Justement, le fait de placer un homme reconnu dans le milieu masculin à la tête d’une équipe féminine permet-il de faire progresser le rugby féminin ?

De nombreux observateurs estiment qu’il y a des spécificités féminines. Pour moi non. Ça reste un sport de combat, de contact. Sur le terrain les valeurs sont les mêmes tout comme les règles. Après c’est vrai qu’il y a peut-être un peu plus d’évitement que chez les hommes et que l’approche des matchs n’est pas exactement la même. Il y a des mots qui vont plus porter avec des filles qu’avec des garçons.

L’arrivée de Marius Tincu a-t-elle agit comme un coup de projecteur sur le club ?

C’est sûr que ça peut interpeller le public, le rendre curieux même s’il y a encore du chemin à faire. À domicile, on tourne entre 300 ou 400 spectateurs, l’équivalent d’un match de fédérale 1 chez les hommes.
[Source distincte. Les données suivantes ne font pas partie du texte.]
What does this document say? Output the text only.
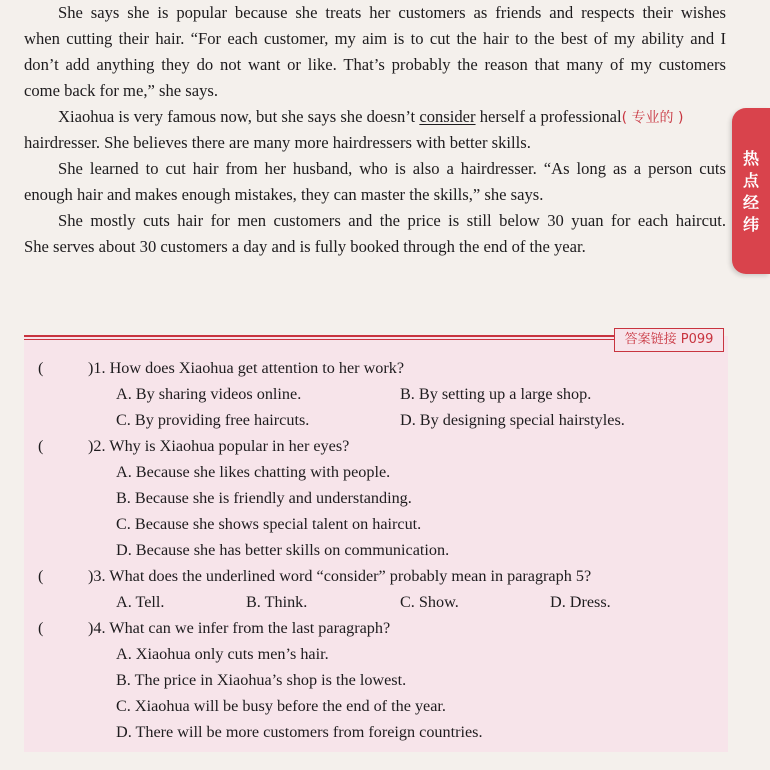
She says she is popular because she treats her customers as friends and respects their wishes
when cutting their hair. “For each customer, my aim is to cut the hair to the best of my ability and I
don’t add anything they do not want or like. That’s probably the reason that many of my customers
come back for me,” she says.
Xiaohua is very famous now, but she says she doesn’t consider herself a professional( 专业的 )
hairdresser. She believes there are many more hairdressers with better skills.
She learned to cut hair from her husband, who is also a hairdresser. “As long as a person cuts
enough hair and makes enough mistakes, they can master the skills,” she says.
She mostly cuts hair for men customers and the price is still below 30 yuan for each haircut.
She serves about 30 customers a day and is fully booked through the end of the year.
热
点
经
纬
答案链接 P099
(	)1. How does Xiaohua get attention to her work?
A. By sharing videos online.	B. By setting up a large shop.
C. By providing free haircuts.	D. By designing special hairstyles.
(	)2. Why is Xiaohua popular in her eyes?
A. Because she likes chatting with people.
B. Because she is friendly and understanding.
C. Because she shows special talent on haircut.
D. Because she has better skills on communication.
(	)3. What does the underlined word “consider” probably mean in paragraph 5?
A. Tell.	B. Think.	C. Show.	D. Dress.
(	)4. What can we infer from the last paragraph?
A. Xiaohua only cuts men’s hair.
B. The price in Xiaohua’s shop is the lowest.
C. Xiaohua will be busy before the end of the year.
D. There will be more customers from foreign countries.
Pour revenir à l’équipe de France, pensez-vous que l’intérêt vient surtout des bons résultats ?

On surfe sur la dernière Coupe du Monde (NDLR. : qui a eu lieu du 1er au 17 août 2014). Il y avait du jeu, de l’engagement, ça a plu aux gens. Il n’y a pas seulement le rugby qui se développe mais aussi d’autres sports comme le football, le handball ou le basket féminin et ce n’est que justice. Les filles produisent les mêmes efforts que les garçons sur le terrain. Mais il y a encore une grande différence, notamment dans les médias. Pourtant, il y a des choses à dire car ce ne sont pas seulement des joueuses de rugby. Dans la vie, certaines sont étudiantes, d’autres ont des responsabilités professionnelles, elles ont des choses à dire et souvent on passe à côté parce que ce sont des filles. On est encore accroché à des préjugés, c’est ce qui me fait dire que le combat de la femme est encore long.

La Coupe du Monde était diffusée à la télévision, comme certains matchs du Top 8. Cela va-t-il être bénéfique ?

C’est vrai que la diffusion des matchs sur Eurosport (NDLR : Usap / Montpellier le 11 janvier 2015), Canal + (NDLR : Lille / Usap le 24 janvier) ou France télévision (NDLR : Coupe de monde te tournoi des VI Nations) c’est bon pour le rugby féminin. On a eu des retours par rapport à ces matchs où les gens apprécient la fraîcheur et le fait que le jeu soit peu plus ouvert que chez les hommes. Il ne faut pas se cacher, ça peut également être bénéfique au niveau des sponsors.

Le club est-il dédommagé lorsque ses joueuses partent disputer des compétitions avec l’équipe de France ?

Au niveau du club nous n’avons rien. Mais les filles sélectionnées touchent quelque chose. Il faut signaler qu’elles ont des difficultés avec leur profession pour se libérer donc la fédération réfléchit à développer un statut semi-pro, comme celui dont peut bénéficier Fanny Horta par exemple. C’est-à-dire qu’elle a une enveloppe qui lui permet de se loger et de se nourrir à Marcoussis (NDLR : le centre d’entraînement de l’équipe de France), pour être à disposition de la sélection.

Les joueuses de l’Usap féminin sont-elles rémunérées par le club ?

Actuellement, on ne peut pas parler de rémunérations car on rembourse seulement les frais. On aimerait développer cet aspect là mais c’est très difficile avec notre budget (NDLR : moins de 180 000 euros cette saison) d’autant plus qu’on doit cohabiter avec deux grosses écuries à savoir les Dragons Catalans et l’Usap. Dans le département, on ne compte pas beaucoup d’entreprises nationales et internationales où aller chercher des sponsors.

Si un jour on peut proposer des contrats qui permettraient aux filles de vivre de leur sport, ce serait magnifique. Ce sont des passionnées elles aussi. On y arrivera.